As with the changes currently in place under ARPA, this extension and expansion would impact states more broadly via the opportunity for increased pass-through funding for Section 1332 Waivers noted above. The timeline of the waiver process meant that states without an existing 1332 Waiver did not realistically have enough time to design, apply for, and receive approval of a waiver to reap the benefits of the increased funding available through 2022 under ARPA. However, if the Build Back Better Act passes, extending those changes and the aligned enhanced funding through 2025, states may consider pursuing waivers that previously seemed unattainable with fewer federal dollars available. The Build Back Better Act also includes additional funding for Section 1332 Waiver planning and implementation and state-based reinsurance programs, making it even more likely states will reconsider Section 1332 reinsurance program waivers.
Section 1332 Waiver Renewals and Approvals
As far as existing Section 1332 Waivers, the earliest ones approved are coming up on the end of their initial terms. Hawaii, which has the most unique waiver—tied to its pre-existing employer coverage system—has already received approval of a waiver extension, which goes into effect in 2022. Other states, including Alaska, Minnesota and Oregon, whose waivers expire at the end of 2022, will be seeking approvals of extensions this year. All three states have submitted letters stating their intent to seek renewals of their waivers—Alaska and Oregon without any substantive changes, and Minnesota seeking a reanalysis of the intersection between its waiver reinsurance program and the state’s Basic Health Plan.

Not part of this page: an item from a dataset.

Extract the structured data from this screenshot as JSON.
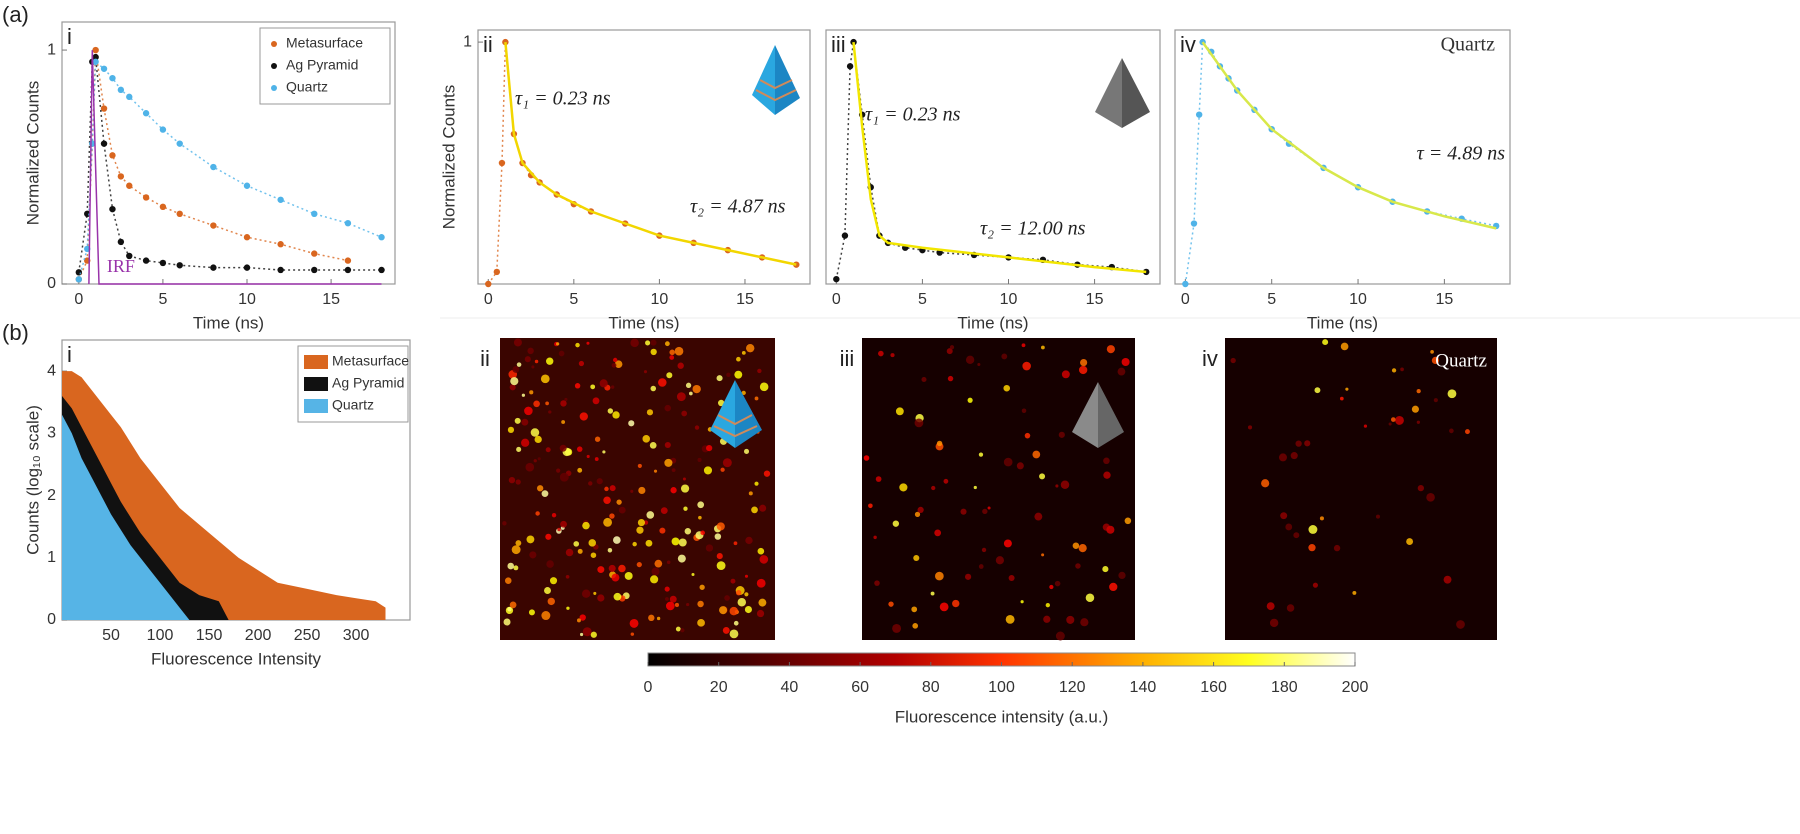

At the same time, 2022 will also bring a reconsideration of Georgia’s recently-approved Section 1332 Waiver. In addition to creating a state-based reinsurance program, the waiver—which faces legal challenges—has a second phase that would eliminate the state Exchange, similar to the initial planned for state Exchanges under the initial final NBPP for 2022. Under the Georgia Access Model, residents would instead search for and enroll in coverage using a decentralized system relying on web-brokers and insurers, which could display only select QHPs and/or also sell non-ACA-compliant plans, such as short-term limited duration insurance. After taking a second look at all Section 1332 Waivers in light of the changes created by ARPA, the Departments of Health and Human Services and Treasury flagged concerns related to Georgia’s waiver, which was approved based on the more flexible interpretations of the Section 1332 Waiver guardrails established by the last administration.
The Departments requested additional information about Georgia’s waiver last June, with the goal of ensuring the waiver continues to satisfy the Section 1332 guardrails in light of the increases in Exchange enrollment and expected impact of ARPA. With no response from the state, the Departments opened a 60-day public comment period on the waiver on November 9, 2021, which will close on January 9, 2022. Following their review of comments, the Departments will determine whether the waiver continues to meet federal requirements. If the Departments find the waiver does not meet federal requirements, they could seek to terminate it. Notably, the review may be impacted by a unique term in Georgia’s waiver. While all Section 1332 Waivers include a provision granting the federal government authority to suspend or terminate a waiver, only Georgia’s included language that limits such actions to if the state “materially failed to comply” with the STCs or failed to meet the waiver guardrails.